Remand response. In the SIFMA case, several trade groups representing the swaps industry challenged the CFTC’s authority to regulate cross border swaps transactions. In deciding that case, the court denied the plaintiffs’ demand that the CFTC be enjoined from enforcing extraterritorially Title VII of the Dodd-Frank Act and related regulations, and upheld the CFTC’s 2013 cross-border guidance document, the Interpretive Guidance and Policy Statement Regarding Compliance with Certain Swap Regulations.
At the same time, the court remanded and directed the CFTC to further explain and consider the costs and benefits of eight swaps-related rulemakings. The CFTC published an initial response to the court order and solicited public comments. After receiving four comments, the CFTC created its final response, which it said contained further consideration of costs and benefits and explained the approach to international harmonization of swaps regulations to carry out the Dodd-Frank reforms in cooperation with global regulators and to promote stable and healthy markets.

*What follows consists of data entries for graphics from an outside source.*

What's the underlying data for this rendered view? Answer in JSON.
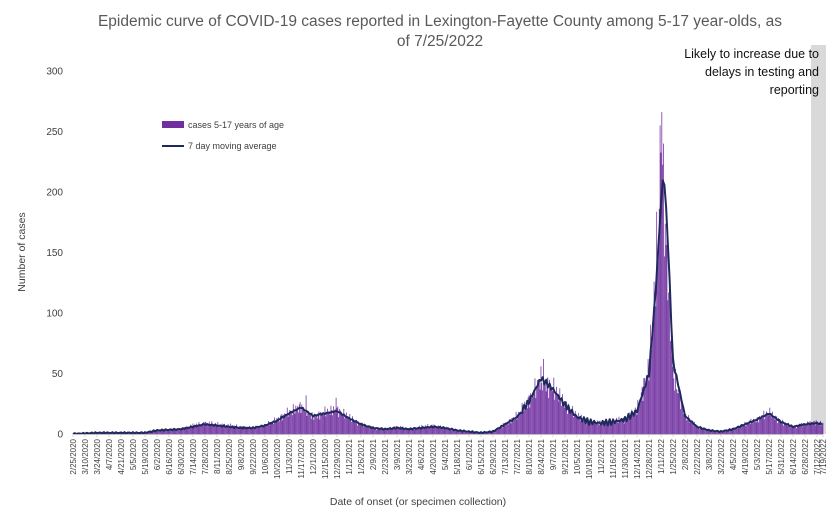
{
  "chart_data": {
    "type": "bar",
    "title": "Epidemic curve of COVID-19 cases reported in Lexington-Fayette County among 5-17 year-olds, as of 7/25/2022",
    "xlabel": "Date of onset (or specimen collection)",
    "ylabel": "Number of cases",
    "ylim": [
      0,
      300
    ],
    "yticks": [
      0,
      50,
      100,
      150,
      200,
      250,
      300
    ],
    "grid": false,
    "legend_position": "top-left",
    "annotation": "Likely to increase due to delays in testing and reporting",
    "shaded_region": {
      "from": "7/5/2022",
      "to": "7/19/2022",
      "color": "#d9d9d9"
    },
    "x_start": "2/25/2020",
    "x_end": "7/19/2022",
    "tick_labels": [
      "2/25/2020",
      "3/10/2020",
      "3/24/2020",
      "4/7/2020",
      "4/21/2020",
      "5/5/2020",
      "5/19/2020",
      "6/2/2020",
      "6/16/2020",
      "6/30/2020",
      "7/14/2020",
      "7/28/2020",
      "8/11/2020",
      "8/25/2020",
      "9/8/2020",
      "9/22/2020",
      "10/6/2020",
      "10/20/2020",
      "11/3/2020",
      "11/17/2020",
      "12/1/2020",
      "12/15/2020",
      "12/29/2020",
      "1/12/2021",
      "1/26/2021",
      "2/9/2021",
      "2/23/2021",
      "3/9/2021",
      "3/23/2021",
      "4/6/2021",
      "4/20/2021",
      "5/4/2021",
      "5/18/2021",
      "6/1/2021",
      "6/15/2021",
      "6/29/2021",
      "7/13/2021",
      "7/27/2021",
      "8/10/2021",
      "8/24/2021",
      "9/7/2021",
      "9/21/2021",
      "10/5/2021",
      "10/19/2021",
      "11/2/2021",
      "11/16/2021",
      "11/30/2021",
      "12/14/2021",
      "12/28/2021",
      "1/11/2022",
      "1/25/2022",
      "2/8/2022",
      "2/22/2022",
      "3/8/2022",
      "3/22/2022",
      "4/5/2022",
      "4/19/2022",
      "5/3/2022",
      "5/17/2022",
      "5/31/2022",
      "6/14/2022",
      "6/28/2022",
      "7/12/2022",
      "7/19/2022"
    ],
    "series": [
      {
        "name": "cases 5-17 years of age",
        "kind": "bar",
        "color": "#7030a0",
        "profile": [
          [
            "2/25/2020",
            0
          ],
          [
            "3/10/2020",
            1
          ],
          [
            "3/24/2020",
            1
          ],
          [
            "4/14/2020",
            1
          ],
          [
            "5/5/2020",
            1
          ],
          [
            "5/19/2020",
            1
          ],
          [
            "6/2/2020",
            3
          ],
          [
            "6/30/2020",
            4
          ],
          [
            "7/14/2020",
            7
          ],
          [
            "7/28/2020",
            9
          ],
          [
            "8/11/2020",
            8
          ],
          [
            "8/25/2020",
            7
          ],
          [
            "9/8/2020",
            6
          ],
          [
            "9/22/2020",
            5
          ],
          [
            "10/6/2020",
            7
          ],
          [
            "10/20/2020",
            12
          ],
          [
            "11/3/2020",
            18
          ],
          [
            "11/17/2020",
            23
          ],
          [
            "12/1/2020",
            14
          ],
          [
            "12/15/2020",
            18
          ],
          [
            "12/29/2020",
            20
          ],
          [
            "1/12/2021",
            14
          ],
          [
            "1/26/2021",
            8
          ],
          [
            "2/9/2021",
            5
          ],
          [
            "2/23/2021",
            4
          ],
          [
            "3/9/2021",
            6
          ],
          [
            "3/23/2021",
            4
          ],
          [
            "4/6/2021",
            6
          ],
          [
            "4/20/2021",
            7
          ],
          [
            "5/4/2021",
            5
          ],
          [
            "5/18/2021",
            3
          ],
          [
            "6/1/2021",
            2
          ],
          [
            "6/15/2021",
            1
          ],
          [
            "6/29/2021",
            2
          ],
          [
            "7/13/2021",
            8
          ],
          [
            "7/27/2021",
            15
          ],
          [
            "8/10/2021",
            28
          ],
          [
            "8/24/2021",
            45
          ],
          [
            "9/7/2021",
            38
          ],
          [
            "9/21/2021",
            25
          ],
          [
            "10/5/2021",
            15
          ],
          [
            "10/19/2021",
            10
          ],
          [
            "11/2/2021",
            9
          ],
          [
            "11/16/2021",
            11
          ],
          [
            "11/30/2021",
            12
          ],
          [
            "12/14/2021",
            20
          ],
          [
            "12/28/2021",
            55
          ],
          [
            "1/4/2022",
            120
          ],
          [
            "1/11/2022",
            210
          ],
          [
            "1/18/2022",
            150
          ],
          [
            "1/25/2022",
            50
          ],
          [
            "2/8/2022",
            15
          ],
          [
            "2/22/2022",
            6
          ],
          [
            "3/8/2022",
            3
          ],
          [
            "3/22/2022",
            2
          ],
          [
            "4/5/2022",
            4
          ],
          [
            "4/19/2022",
            8
          ],
          [
            "5/3/2022",
            12
          ],
          [
            "5/17/2022",
            18
          ],
          [
            "5/31/2022",
            10
          ],
          [
            "6/14/2022",
            6
          ],
          [
            "6/28/2022",
            8
          ],
          [
            "7/12/2022",
            10
          ],
          [
            "7/19/2022",
            8
          ]
        ],
        "peaks": [
          [
            "1/12/2022",
            266
          ],
          [
            "1/10/2022",
            255
          ],
          [
            "1/14/2022",
            240
          ],
          [
            "8/27/2021",
            62
          ],
          [
            "11/23/2020",
            32
          ],
          [
            "12/28/2020",
            30
          ]
        ]
      },
      {
        "name": "7 day moving average",
        "kind": "line",
        "color": "#1f2a5c",
        "points": [
          [
            "2/25/2020",
            0
          ],
          [
            "3/10/2020",
            0.5
          ],
          [
            "3/24/2020",
            1
          ],
          [
            "4/14/2020",
            1
          ],
          [
            "5/5/2020",
            1
          ],
          [
            "5/19/2020",
            1
          ],
          [
            "6/2/2020",
            3
          ],
          [
            "6/30/2020",
            4
          ],
          [
            "7/14/2020",
            6
          ],
          [
            "7/28/2020",
            8
          ],
          [
            "8/11/2020",
            7
          ],
          [
            "8/25/2020",
            6
          ],
          [
            "9/8/2020",
            5
          ],
          [
            "9/22/2020",
            5
          ],
          [
            "10/6/2020",
            7
          ],
          [
            "10/20/2020",
            11
          ],
          [
            "11/3/2020",
            17
          ],
          [
            "11/17/2020",
            22
          ],
          [
            "12/1/2020",
            15
          ],
          [
            "12/15/2020",
            17
          ],
          [
            "12/29/2020",
            19
          ],
          [
            "1/12/2021",
            13
          ],
          [
            "1/26/2021",
            8
          ],
          [
            "2/9/2021",
            5
          ],
          [
            "2/23/2021",
            4
          ],
          [
            "3/9/2021",
            5
          ],
          [
            "3/23/2021",
            4
          ],
          [
            "4/6/2021",
            5
          ],
          [
            "4/20/2021",
            6
          ],
          [
            "5/4/2021",
            5
          ],
          [
            "5/18/2021",
            3
          ],
          [
            "6/1/2021",
            2
          ],
          [
            "6/15/2021",
            1
          ],
          [
            "6/29/2021",
            2
          ],
          [
            "7/13/2021",
            8
          ],
          [
            "7/27/2021",
            14
          ],
          [
            "8/10/2021",
            27
          ],
          [
            "8/24/2021",
            46
          ],
          [
            "9/7/2021",
            37
          ],
          [
            "9/21/2021",
            24
          ],
          [
            "10/5/2021",
            14
          ],
          [
            "10/19/2021",
            10
          ],
          [
            "11/2/2021",
            9
          ],
          [
            "11/16/2021",
            10
          ],
          [
            "11/30/2021",
            12
          ],
          [
            "12/14/2021",
            19
          ],
          [
            "12/28/2021",
            50
          ],
          [
            "1/4/2022",
            110
          ],
          [
            "1/11/2022",
            190
          ],
          [
            "1/14/2022",
            218
          ],
          [
            "1/18/2022",
            175
          ],
          [
            "1/25/2022",
            60
          ],
          [
            "2/8/2022",
            15
          ],
          [
            "2/22/2022",
            6
          ],
          [
            "3/8/2022",
            3
          ],
          [
            "3/22/2022",
            2
          ],
          [
            "4/5/2022",
            4
          ],
          [
            "4/19/2022",
            8
          ],
          [
            "5/3/2022",
            12
          ],
          [
            "5/17/2022",
            17
          ],
          [
            "5/31/2022",
            10
          ],
          [
            "6/14/2022",
            6
          ],
          [
            "6/28/2022",
            8
          ],
          [
            "7/12/2022",
            9
          ],
          [
            "7/19/2022",
            8
          ]
        ]
      }
    ]
  },
  "legend": {
    "bar_label": "cases 5-17 years of age",
    "line_label": "7 day moving average"
  },
  "note_text": "Likely to increase due to delays in testing and reporting"
}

No-action relief. The latest no-action letter (16-64) extends relief from certain transaction-level requirements with respect to activities addressed in a Division of Swap Dealer and Intermediary Oversight (DSIO) advisory issued November 14, 2013.
The advisory was issued in response to inquiries from swap market participants regarding the applicability of the Commission’s Transaction-Level requirements with respect to swaps between a non-U.S. swap dealer (SD) and a non-U.S. person if the swap was arranged, negotiated, or executed by personnel or agents of the non-U.S. SD located in the United States.

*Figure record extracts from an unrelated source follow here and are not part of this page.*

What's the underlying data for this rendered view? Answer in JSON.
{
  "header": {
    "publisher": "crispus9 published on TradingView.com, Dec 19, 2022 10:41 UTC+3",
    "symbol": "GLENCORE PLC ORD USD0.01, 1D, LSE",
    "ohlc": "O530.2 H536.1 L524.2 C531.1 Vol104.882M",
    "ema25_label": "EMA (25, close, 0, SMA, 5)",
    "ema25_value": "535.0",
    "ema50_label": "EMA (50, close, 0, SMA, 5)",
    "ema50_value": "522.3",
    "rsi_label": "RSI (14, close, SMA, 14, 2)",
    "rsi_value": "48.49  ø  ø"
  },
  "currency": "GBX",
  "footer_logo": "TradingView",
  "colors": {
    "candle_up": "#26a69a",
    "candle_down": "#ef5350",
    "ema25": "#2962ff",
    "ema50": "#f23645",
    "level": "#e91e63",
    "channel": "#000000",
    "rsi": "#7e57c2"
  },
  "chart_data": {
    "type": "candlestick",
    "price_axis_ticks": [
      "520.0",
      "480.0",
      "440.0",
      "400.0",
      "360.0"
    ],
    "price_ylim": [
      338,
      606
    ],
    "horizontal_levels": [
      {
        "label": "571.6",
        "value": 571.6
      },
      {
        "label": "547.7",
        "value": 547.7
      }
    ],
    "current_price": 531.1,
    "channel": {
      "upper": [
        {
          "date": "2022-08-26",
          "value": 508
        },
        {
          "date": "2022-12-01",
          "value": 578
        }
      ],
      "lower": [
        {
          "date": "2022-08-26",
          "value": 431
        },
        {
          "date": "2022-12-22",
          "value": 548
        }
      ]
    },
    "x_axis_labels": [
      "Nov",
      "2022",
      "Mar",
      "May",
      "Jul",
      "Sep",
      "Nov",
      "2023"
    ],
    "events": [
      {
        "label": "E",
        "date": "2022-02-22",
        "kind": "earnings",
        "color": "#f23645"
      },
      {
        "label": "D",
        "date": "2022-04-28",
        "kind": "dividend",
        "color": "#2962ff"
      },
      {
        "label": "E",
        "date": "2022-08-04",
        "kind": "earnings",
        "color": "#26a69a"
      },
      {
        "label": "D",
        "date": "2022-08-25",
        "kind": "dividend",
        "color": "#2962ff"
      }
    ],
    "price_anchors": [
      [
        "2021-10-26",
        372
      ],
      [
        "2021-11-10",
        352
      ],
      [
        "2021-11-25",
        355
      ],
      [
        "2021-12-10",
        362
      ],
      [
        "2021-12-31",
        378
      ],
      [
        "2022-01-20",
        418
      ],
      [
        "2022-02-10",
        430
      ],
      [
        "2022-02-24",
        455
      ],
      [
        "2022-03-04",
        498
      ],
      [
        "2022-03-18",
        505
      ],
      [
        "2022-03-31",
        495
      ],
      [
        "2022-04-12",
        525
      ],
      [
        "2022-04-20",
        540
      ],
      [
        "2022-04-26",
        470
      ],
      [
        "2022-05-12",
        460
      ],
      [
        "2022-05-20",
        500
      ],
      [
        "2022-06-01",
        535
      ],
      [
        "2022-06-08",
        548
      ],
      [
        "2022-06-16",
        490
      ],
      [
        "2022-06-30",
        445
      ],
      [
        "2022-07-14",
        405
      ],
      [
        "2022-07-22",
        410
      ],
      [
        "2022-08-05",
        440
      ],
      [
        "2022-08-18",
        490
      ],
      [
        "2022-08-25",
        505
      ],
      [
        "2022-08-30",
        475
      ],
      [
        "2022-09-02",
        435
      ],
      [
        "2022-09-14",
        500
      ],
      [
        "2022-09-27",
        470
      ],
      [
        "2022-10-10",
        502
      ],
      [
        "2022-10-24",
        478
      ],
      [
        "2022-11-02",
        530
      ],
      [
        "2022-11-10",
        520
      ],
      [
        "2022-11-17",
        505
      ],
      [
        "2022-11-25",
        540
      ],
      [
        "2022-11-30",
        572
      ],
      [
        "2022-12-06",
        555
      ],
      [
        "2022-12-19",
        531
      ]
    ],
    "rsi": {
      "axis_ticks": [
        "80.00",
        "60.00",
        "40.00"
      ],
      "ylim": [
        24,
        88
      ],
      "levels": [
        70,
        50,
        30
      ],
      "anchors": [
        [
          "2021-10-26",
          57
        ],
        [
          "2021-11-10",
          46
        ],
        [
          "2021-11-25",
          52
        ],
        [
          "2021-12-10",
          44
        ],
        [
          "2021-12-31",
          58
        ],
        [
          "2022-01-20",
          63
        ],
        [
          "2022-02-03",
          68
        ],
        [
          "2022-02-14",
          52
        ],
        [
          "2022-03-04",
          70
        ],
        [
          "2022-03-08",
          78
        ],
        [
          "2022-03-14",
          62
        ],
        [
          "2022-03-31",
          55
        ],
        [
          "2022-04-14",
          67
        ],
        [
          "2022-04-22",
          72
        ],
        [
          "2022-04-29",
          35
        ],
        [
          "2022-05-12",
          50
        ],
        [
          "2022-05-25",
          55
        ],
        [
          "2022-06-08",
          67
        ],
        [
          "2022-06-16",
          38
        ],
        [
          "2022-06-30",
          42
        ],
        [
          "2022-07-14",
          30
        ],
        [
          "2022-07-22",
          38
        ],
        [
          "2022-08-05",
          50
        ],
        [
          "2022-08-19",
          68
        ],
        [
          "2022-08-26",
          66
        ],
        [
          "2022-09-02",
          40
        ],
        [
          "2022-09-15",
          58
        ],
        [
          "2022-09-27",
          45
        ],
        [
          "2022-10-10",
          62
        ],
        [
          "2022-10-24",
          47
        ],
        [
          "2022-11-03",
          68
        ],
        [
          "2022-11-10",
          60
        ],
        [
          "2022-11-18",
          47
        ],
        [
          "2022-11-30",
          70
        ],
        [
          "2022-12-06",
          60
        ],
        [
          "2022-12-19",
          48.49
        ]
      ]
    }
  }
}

In its latest letter, the staff indicated that the relief was extended until the earlier of September 30, 2017 or the effective date of any CFTC action with respect to matters addressed by the DSIO advisory.

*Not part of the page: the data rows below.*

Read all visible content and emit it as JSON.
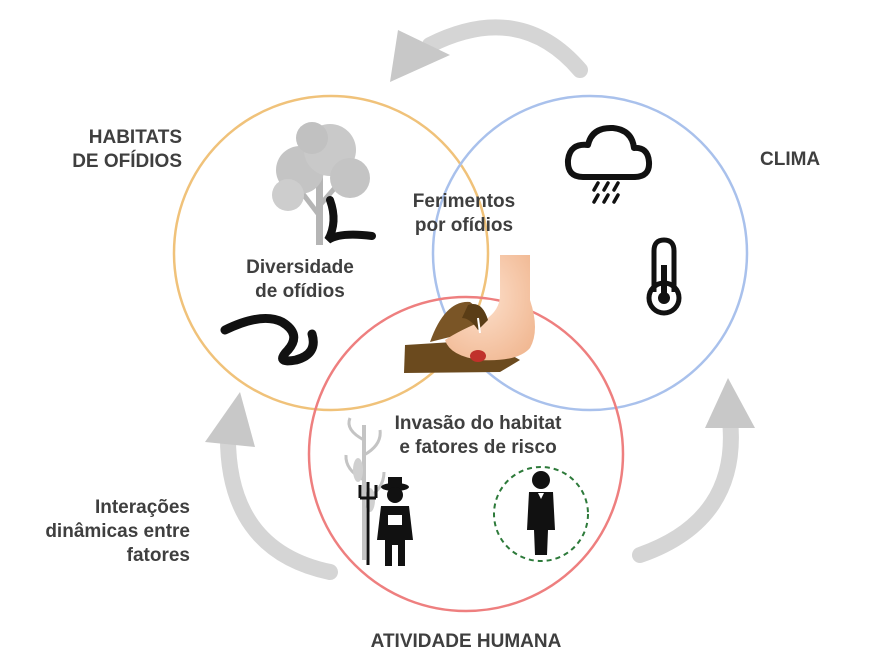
{
  "diagram": {
    "habitats": {
      "line1": "HABITATS",
      "line2": "DE OFÍDIOS"
    },
    "clima": "CLIMA",
    "atividade_humana": "ATIVIDADE HUMANA",
    "interacoes": {
      "line1": "Interações",
      "line2": "dinâmicas entre",
      "line3": "fatores"
    },
    "ferimentos": {
      "line1": "Ferimentos",
      "line2": "por ofídios"
    },
    "diversidade": {
      "line1": "Diversidade",
      "line2": "de ofídios"
    },
    "invasao": {
      "line1": "Invasão do habitat",
      "line2": "e fatores de risco"
    }
  },
  "colors": {
    "habitats_circle": "#f0c27a",
    "clima_circle": "#a9c1ec",
    "atividade_circle": "#ee7f7f",
    "arrow": "#d0d0d0",
    "text": "#3f3f3f",
    "foot": "#f5c8a8",
    "branch": "#6b4a1e"
  },
  "icons": [
    "tree-icon",
    "snake-icon",
    "rain-cloud-icon",
    "thermometer-icon",
    "foot-icon",
    "branch-icon",
    "corn-icon",
    "farmer-icon",
    "businessman-icon"
  ]
}
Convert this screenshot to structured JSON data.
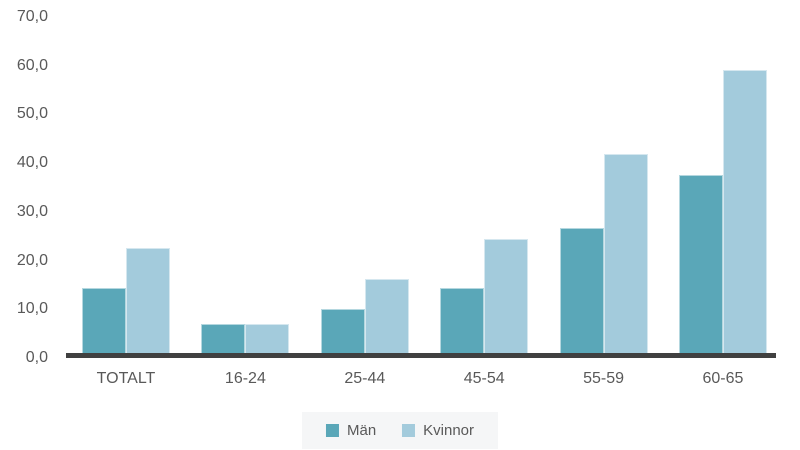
{
  "chart_data": {
    "type": "bar",
    "title": "",
    "xlabel": "",
    "ylabel": "",
    "categories": [
      "TOTALT",
      "16-24",
      "25-44",
      "45-54",
      "55-59",
      "60-65"
    ],
    "series": [
      {
        "name": "Män",
        "color": "#5aa7b8",
        "values": [
          13.5,
          6.0,
          9.2,
          13.5,
          26.1,
          37.0
        ]
      },
      {
        "name": "Kvinnor",
        "color": "#a3cbdc",
        "values": [
          21.8,
          6.1,
          15.5,
          23.8,
          41.4,
          58.9
        ]
      }
    ],
    "ylim": [
      0,
      70
    ],
    "y_tick_values": [
      0,
      10,
      20,
      30,
      40,
      50,
      60,
      70
    ],
    "y_tick_labels": [
      "0,0",
      "10,0",
      "20,0",
      "30,0",
      "40,0",
      "50,0",
      "60,0",
      "70,0"
    ],
    "grid": "off",
    "axis_line_color": "#404040",
    "text_color": "#595959",
    "legend_position": "bottom-center",
    "legend_background": "#f5f6f7"
  }
}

Chairman’s statement. CFTC Chairman Timothy Massad said in a statement that he supported the actions taken by the Commission. Massad said that the remand response and the no-action extension were part of an overall effort to address the cross-border implications of swap activity, while at the same time harmonizing derivatives regulation with other jurisdictions as much as possible.
"Our first responsibility is to implement our nation’s laws faithfully, which requires us to address the cross-border implications of swap activity. A strong global regulatory framework is the best way to do so, and that is why harmonization is so important," Massad said. "To focus on the fact that full harmonization has not been reached, or that progress sometimes occurs in fits and starts, I believe misses the forest for the trees," Massad said.
Commissioner’s statement. On the other hand, CFTC Commissioner J. Christopher Giancarlo issued a statement in which he dissented from the CFTC’s final response in the SIFMA litigation. Acknowledging that the CFTC had addressed the court’s inquiry whether the costs and benefits identified in the remanded rulemakings apply to swaps activities outside of the United States, Giancarlo said that nevertheless, the Commission has "repeatedly failed to coordinate effectively with foreign regulators to implement global standards in financial markets as agreed to by the G-20 leaders in Pittsburgh in 2009. The result for financial markets has been a complex, conflicting and costly array of CFTC cross-border regulations," he said.
"The CFTC must do better work with foreign regulators to implement global standards consistently in a way that ensures a level playing field and avoids market fragmentation, protectionism and regulatory arbitrage," Giancarlo said in the statement.